Advertising on the dust jacket

Dust jacket used by The Book Inn Lending Library, Seattle Washington ca. 1930′s. 

Long before the Kindle Lending Library there were actual brick and mortar lending libraries. These were not public libraries but part of the offerings of book and department stores. Most charged a daily, weekly or monthly rate and many used their own printed dust jackets to both protect the book and as a revenue stream.

Above is one used by The Book Inn Lending Library in Seattle. It features a slew of local advertising from neighborhood merchants (the library was in the now trending Ballard neighborhood).
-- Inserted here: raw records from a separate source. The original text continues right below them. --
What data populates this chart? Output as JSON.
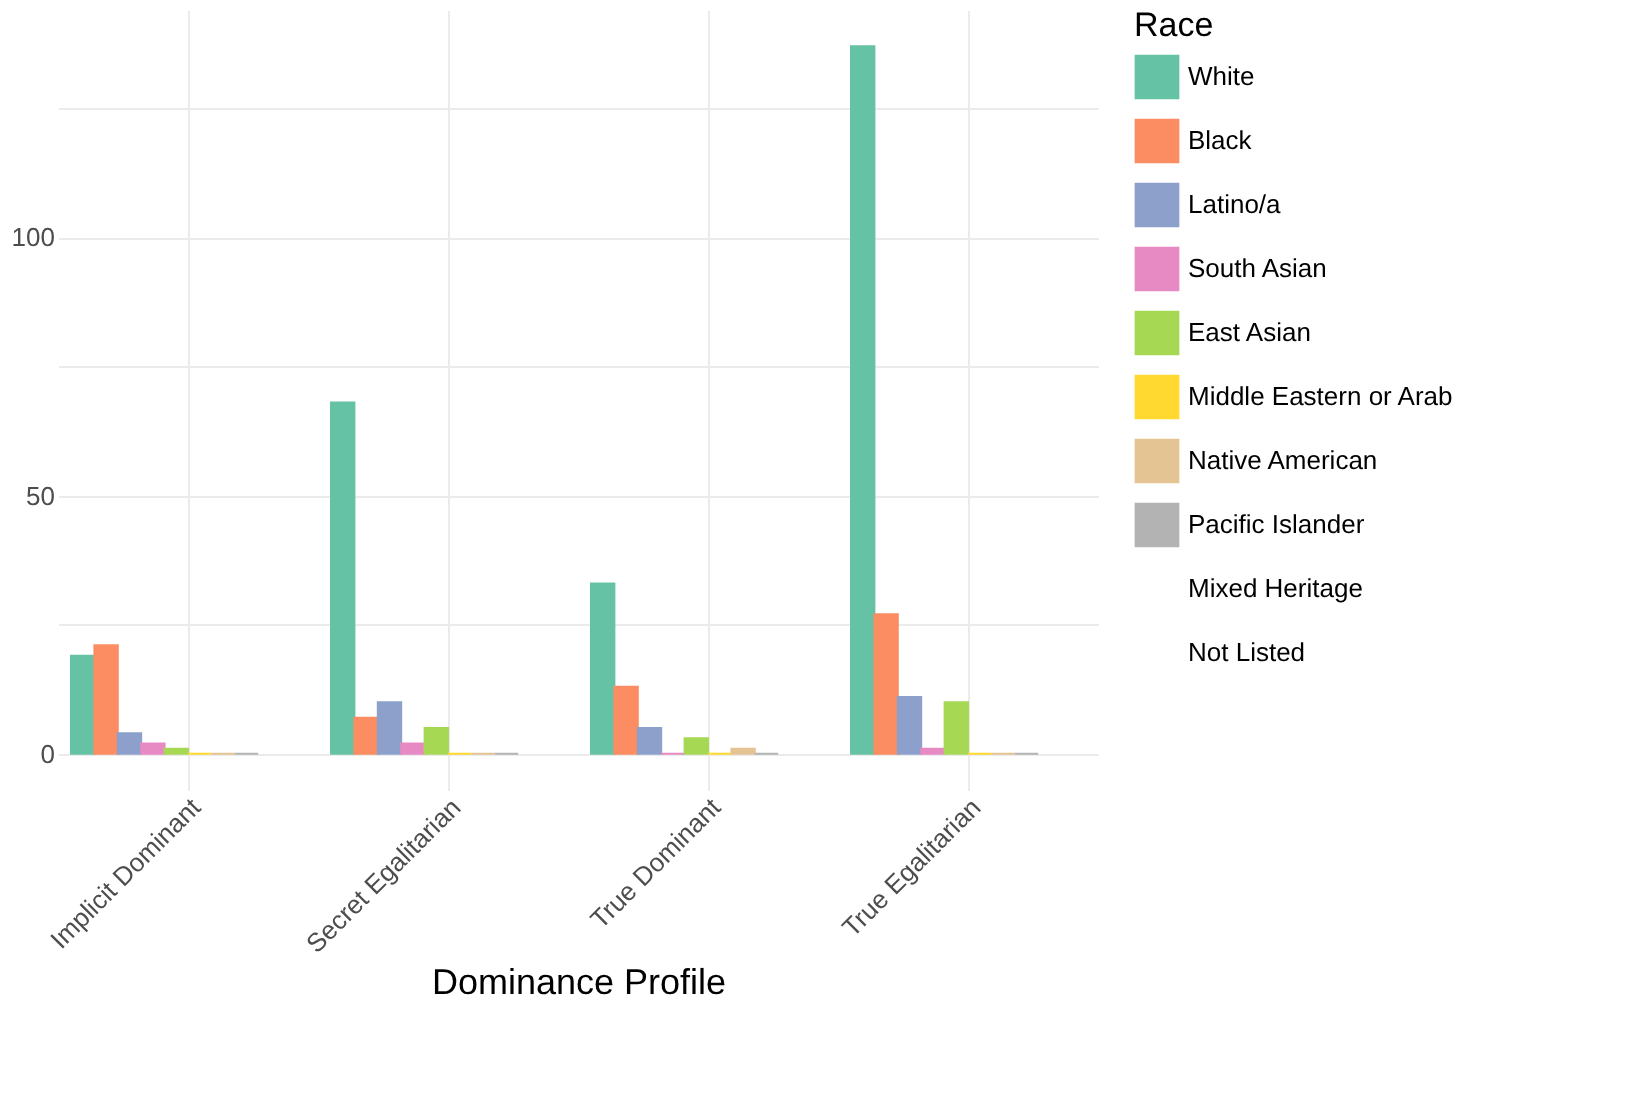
{
  "chart_data": {
    "type": "bar",
    "xlabel": "Dominance Profile",
    "legend_title": "Race",
    "categories": [
      "Implicit Dominant",
      "Secret Egalitarian",
      "True Dominant",
      "True Egalitarian"
    ],
    "series": [
      {
        "name": "White",
        "color": "#66c2a5",
        "values": [
          19,
          68,
          33,
          137
        ]
      },
      {
        "name": "Black",
        "color": "#fc8d62",
        "values": [
          21,
          7,
          13,
          27
        ]
      },
      {
        "name": "Latino/a",
        "color": "#8da0cb",
        "values": [
          4,
          10,
          5,
          11
        ]
      },
      {
        "name": "South Asian",
        "color": "#e78ac3",
        "values": [
          2,
          2,
          0,
          1
        ]
      },
      {
        "name": "East Asian",
        "color": "#a6d854",
        "values": [
          1,
          5,
          3,
          10
        ]
      },
      {
        "name": "Middle Eastern or Arab",
        "color": "#ffd92f",
        "values": [
          0,
          0,
          0,
          0
        ]
      },
      {
        "name": "Native American",
        "color": "#e5c494",
        "values": [
          0,
          0,
          1,
          0
        ]
      },
      {
        "name": "Pacific Islander",
        "color": "#b3b3b3",
        "values": [
          0,
          0,
          0,
          0
        ]
      },
      {
        "name": "Mixed Heritage",
        "values": [
          null,
          null,
          null,
          null
        ]
      },
      {
        "name": "Not Listed",
        "values": [
          null,
          null,
          null,
          null
        ]
      }
    ],
    "ylim": [
      -7,
      144
    ],
    "yticks": [
      0,
      {
        "value": 25,
        "label": null
      },
      50,
      {
        "value": 75,
        "label": null
      },
      100,
      {
        "value": 125,
        "label": null
      }
    ],
    "grid": true,
    "legend": "right"
  }
}
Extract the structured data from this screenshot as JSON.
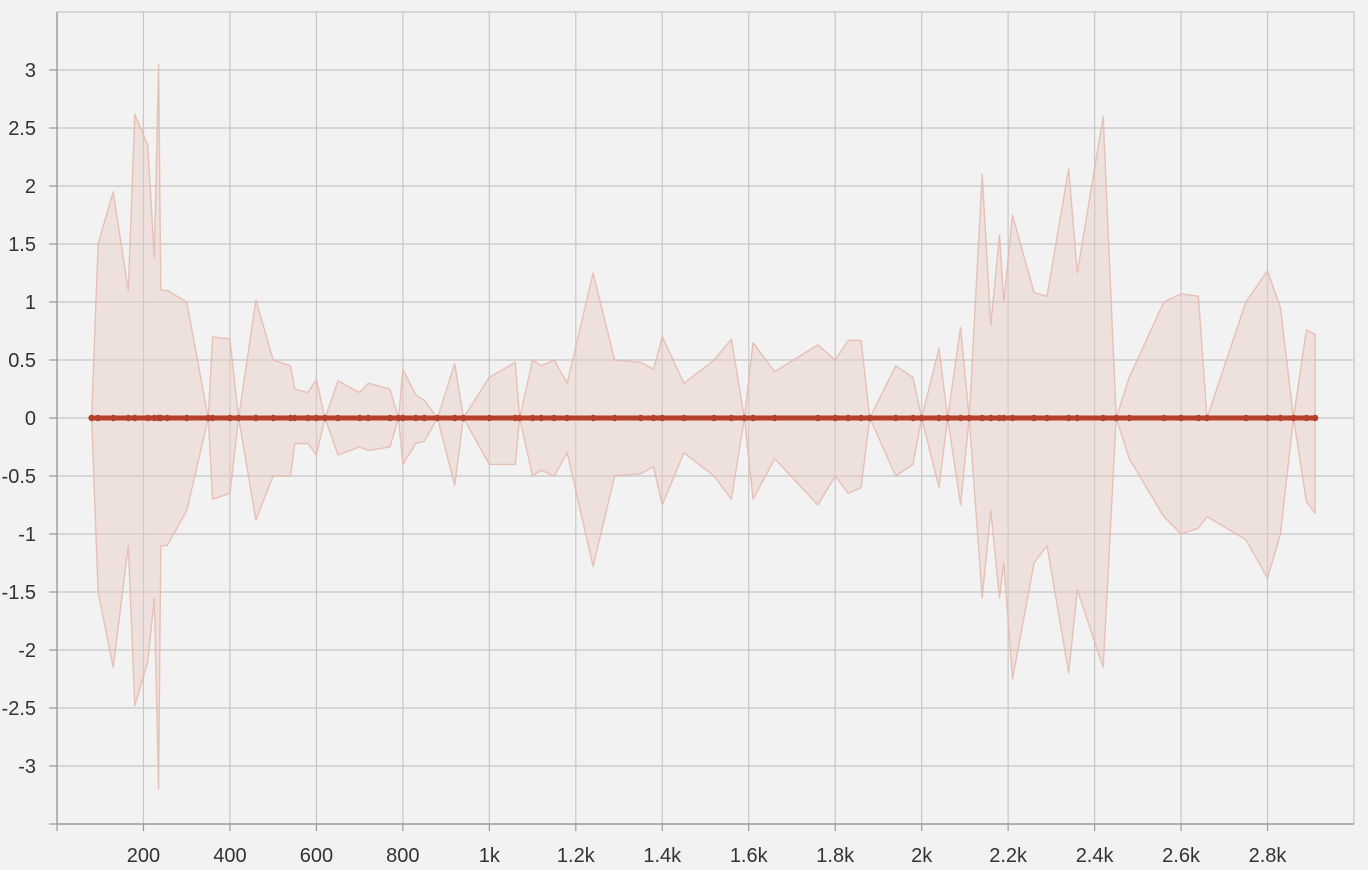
{
  "chart_data": {
    "type": "area",
    "title": "",
    "xlabel": "",
    "ylabel": "",
    "xlim": [
      0,
      3000
    ],
    "ylim": [
      -3.5,
      3.5
    ],
    "grid": true,
    "legend": "none",
    "x_ticks": [
      {
        "value": 200,
        "label": "200"
      },
      {
        "value": 400,
        "label": "400"
      },
      {
        "value": 600,
        "label": "600"
      },
      {
        "value": 800,
        "label": "800"
      },
      {
        "value": 1000,
        "label": "1k"
      },
      {
        "value": 1200,
        "label": "1.2k"
      },
      {
        "value": 1400,
        "label": "1.4k"
      },
      {
        "value": 1600,
        "label": "1.6k"
      },
      {
        "value": 1800,
        "label": "1.8k"
      },
      {
        "value": 2000,
        "label": "2k"
      },
      {
        "value": 2200,
        "label": "2.2k"
      },
      {
        "value": 2400,
        "label": "2.4k"
      },
      {
        "value": 2600,
        "label": "2.6k"
      },
      {
        "value": 2800,
        "label": "2.8k"
      }
    ],
    "y_ticks": [
      {
        "value": 3,
        "label": "3"
      },
      {
        "value": 2.5,
        "label": "2.5"
      },
      {
        "value": 2,
        "label": "2"
      },
      {
        "value": 1.5,
        "label": "1.5"
      },
      {
        "value": 1,
        "label": "1"
      },
      {
        "value": 0.5,
        "label": "0.5"
      },
      {
        "value": 0,
        "label": "0"
      },
      {
        "value": -0.5,
        "label": "-0.5"
      },
      {
        "value": -1,
        "label": "-1"
      },
      {
        "value": -1.5,
        "label": "-1.5"
      },
      {
        "value": -2,
        "label": "-2"
      },
      {
        "value": -2.5,
        "label": "-2.5"
      },
      {
        "value": -3,
        "label": "-3"
      }
    ],
    "colors": {
      "line": "#b5402a",
      "band_fill": "#e8c9c1",
      "band_stroke": "#e3b6ab"
    },
    "series": [
      {
        "x": [
          80,
          95,
          130,
          165,
          180,
          210,
          225,
          235,
          240,
          255,
          300,
          350,
          360,
          400,
          420,
          460,
          500,
          540,
          550,
          580,
          600,
          620,
          650,
          700,
          720,
          770,
          790,
          800,
          830,
          850,
          880,
          920,
          940,
          1000,
          1060,
          1070,
          1100,
          1120,
          1150,
          1180,
          1240,
          1290,
          1350,
          1380,
          1400,
          1450,
          1520,
          1560,
          1590,
          1610,
          1660,
          1760,
          1800,
          1830,
          1860,
          1880,
          1940,
          1980,
          2000,
          2040,
          2060,
          2090,
          2110,
          2140,
          2160,
          2180,
          2190,
          2210,
          2260,
          2290,
          2340,
          2360,
          2420,
          2450,
          2480,
          2560,
          2600,
          2640,
          2660,
          2750,
          2800,
          2830,
          2860,
          2890,
          2910
        ],
        "y": [
          0.0,
          0.0,
          0.0,
          0.0,
          0.0,
          0.0,
          0.0,
          0.0,
          0.0,
          0.0,
          0.0,
          0.0,
          0.0,
          0.0,
          0.0,
          0.0,
          0.0,
          0.0,
          0.0,
          0.0,
          0.0,
          0.0,
          0.0,
          0.0,
          0.0,
          0.0,
          0.0,
          0.0,
          0.0,
          0.0,
          0.0,
          0.0,
          0.0,
          0.0,
          0.0,
          0.0,
          0.0,
          0.0,
          0.0,
          0.0,
          0.0,
          0.0,
          0.0,
          0.0,
          0.0,
          0.0,
          0.0,
          0.0,
          0.0,
          0.0,
          0.0,
          0.0,
          0.0,
          0.0,
          0.0,
          0.0,
          0.0,
          0.0,
          0.0,
          0.0,
          0.0,
          0.0,
          0.0,
          0.0,
          0.0,
          0.0,
          0.0,
          0.0,
          0.0,
          0.0,
          0.0,
          0.0,
          0.0,
          0.0,
          0.0,
          0.0,
          0.0,
          0.0,
          0.0,
          0.0,
          0.0,
          0.0,
          0.0,
          0.0,
          0.0
        ],
        "upper": [
          0.0,
          1.5,
          1.95,
          1.1,
          2.62,
          2.35,
          1.38,
          3.05,
          1.1,
          1.1,
          1.0,
          0.0,
          0.7,
          0.68,
          0.0,
          1.02,
          0.5,
          0.45,
          0.25,
          0.22,
          0.33,
          0.0,
          0.32,
          0.22,
          0.3,
          0.25,
          0.0,
          0.42,
          0.2,
          0.15,
          0.0,
          0.47,
          0.0,
          0.35,
          0.48,
          0.0,
          0.5,
          0.45,
          0.5,
          0.3,
          1.25,
          0.5,
          0.48,
          0.42,
          0.7,
          0.3,
          0.5,
          0.68,
          0.0,
          0.65,
          0.4,
          0.63,
          0.5,
          0.67,
          0.67,
          0.0,
          0.45,
          0.35,
          0.0,
          0.6,
          0.0,
          0.78,
          0.0,
          2.1,
          0.8,
          1.58,
          1.0,
          1.75,
          1.08,
          1.05,
          2.15,
          1.25,
          2.6,
          0.0,
          0.35,
          1.0,
          1.07,
          1.05,
          0.0,
          1.0,
          1.27,
          0.95,
          0.0,
          0.76,
          0.72
        ],
        "lower": [
          0.0,
          -1.5,
          -2.15,
          -1.1,
          -2.48,
          -2.1,
          -1.55,
          -3.2,
          -1.1,
          -1.1,
          -0.8,
          0.0,
          -0.7,
          -0.65,
          0.0,
          -0.88,
          -0.5,
          -0.5,
          -0.22,
          -0.22,
          -0.32,
          0.0,
          -0.32,
          -0.25,
          -0.28,
          -0.25,
          0.0,
          -0.4,
          -0.22,
          -0.2,
          0.0,
          -0.58,
          0.0,
          -0.4,
          -0.4,
          0.0,
          -0.5,
          -0.45,
          -0.5,
          -0.3,
          -1.28,
          -0.5,
          -0.48,
          -0.42,
          -0.75,
          -0.3,
          -0.5,
          -0.7,
          0.0,
          -0.7,
          -0.35,
          -0.75,
          -0.5,
          -0.65,
          -0.6,
          0.0,
          -0.5,
          -0.4,
          0.0,
          -0.6,
          0.0,
          -0.75,
          0.0,
          -1.55,
          -0.8,
          -1.55,
          -1.25,
          -2.25,
          -1.25,
          -1.1,
          -2.2,
          -1.48,
          -2.15,
          0.0,
          -0.35,
          -0.85,
          -1.0,
          -0.95,
          -0.85,
          -1.05,
          -1.38,
          -1.0,
          0.0,
          -0.72,
          -0.82
        ]
      }
    ]
  }
}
The ads feature the usual suspects; real estate agent, the insurance agent, the gas station and cleaners, 



rear flap of dust jacket used by The Book Inn Lending Library, Seattle Washington ca. 1930′s.

and then there is the rear flap that advertises an “expert” palm reader named Zah and a book that shows you the way to happiness and prosperity for only 25c.

Should publishers be opening up the rear panel for advertising on contemporary dust jackets? The front and spine panels can still be well designed, display-friendly and blurbed. And if the book has legs one can update the ads in later printings and editions.

Also of note, the earliest use of those clear dust jacket protectors that are so  prevalent today can be traced back to both the public and lending libraries of the 1930’s. With books now being circulated the plastic jacket protectors extended their lives.

The Book Inn also offered film processing in addition to the lending library.

While we are talking advertising and bookshops let’s have a look at this ad that appeared at the rear of Kiddy Kookery: Menus and Recipes for Feeding Children From Six Months to Six Years that was published in Seattle in 1923.

Again here we see a Seattle bookshop mixing up its product offerings. In addition to books, the Archway Bookstore sold Kodak cameras and radio electrical supplies.